Not uncommonly the MRI will reveal a combination of arthritis, bone oedema (bruising) as well as a degenerative meniscal tear. Caution must be taken in assessing these atraumatic meniscal tears on MRI in middle aged or older patients. Usually the pain is due to the co-existing osteoarthritis and bone bruising.
What triggers a flare-up?
Flares may be seen after trivial injuries, after a jolt or impact, or a sudden increase in activities. Most often, however, it isn’t clear what triggers a flare. You may have long periods of time when your arthritis is quiet, or in remission. Then, suddenly, the inflammation becomes more active and you have an arthritis flare.

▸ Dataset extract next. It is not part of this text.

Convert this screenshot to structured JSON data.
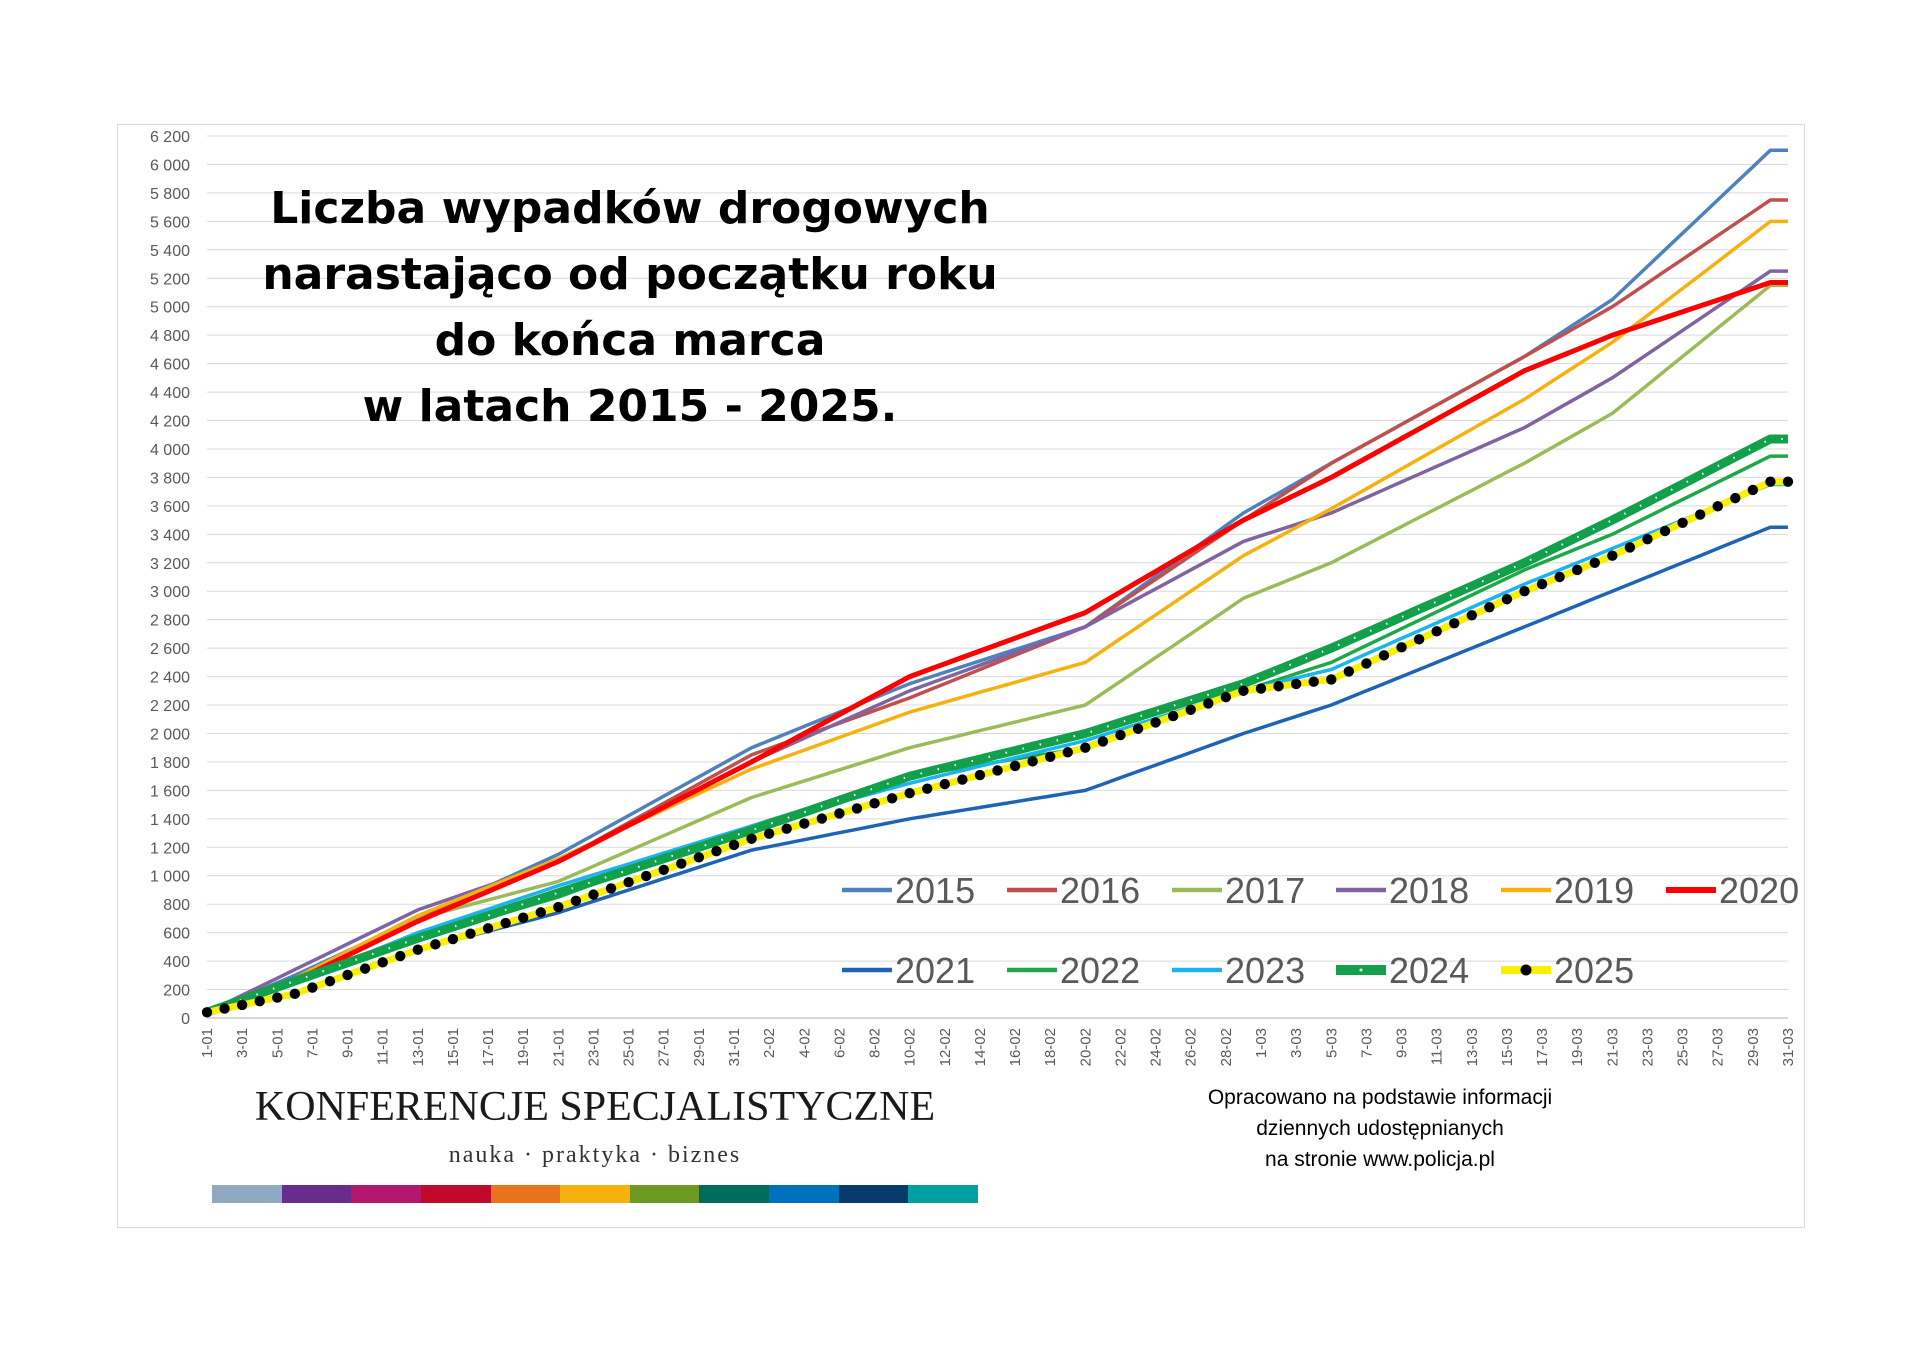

Flares can be alarming, not only because of the pain, but because of their unpredictability. You may feel discouraged or afraid of further damage to your joints. You sometimes wonder whether something you did may have caused the flare.
What can you do to manage a flare?
Flares do calm down. You may want to think about how you handle the inevitable “bad days” and flares before you experience them.
Temporarily increasing your arthritic pain medication (within the prescription guidelines) may all that is required. Be aware that your medications may not control the flare right away, even if your doctor increases the dosage. Or they may only have a limited effect on your flare. It may also be recommended to gradually increase activity after a short period of rest, start physiotherapy and consider a corticosteroid injection to help settle the knee down.
Preparing for a flare can help you jump into action when it happens.
Balance periods of activity with periods of rest. Although more rest can help during a flare, you probably don’t need to abandon your regular activities, work or exercise program. Spending long periods of time in bed is counterproductive; it usually will prolong your pain. Instead, try to intersperse periods of rest with some light activity.
Have a plan to deal with your obligations. Plan ahead so that you can still get things done. At work, try to arrange for coverage, work fewer hours per week, or bring work home. Discuss your plan with your supervisors and co-workers ahead of time and assure them of your commitment. At home plan to apportion a few extra jobs among family members, and make sure everyone knows what they are expected to do to keep things running smoothly.
Communicate with your family and friends. The time to let your family and friends know that you may need more help is when things are going well, not when the flare hits. They will understand better what is needed and how they can help when you call to say that you’re having a particularly bad day. If someone volunteers to help you through a flare, give them a specific job to do or else their assistance may go unused.
Apply a hot or cold pack to inflamed joints. Different people prefer one or the other. Some people even prefer warm packs for certain joints and cold packs for other joints. You will learn your own preferences through trial and error.
How long do the symptoms last?
While troublesome and unpredictable, flares are temporary. They do not signal a failure in your efforts to control arthritis symptoms. A flare may last from a few days up to a month or so.
Does this mean I need surgery?
Whilst not necessarily, the accumulative increase in symptoms and the less effective these flare-ups are able to be managed successfully, the ongoing deterioration may be an indication that surgery may be the next option.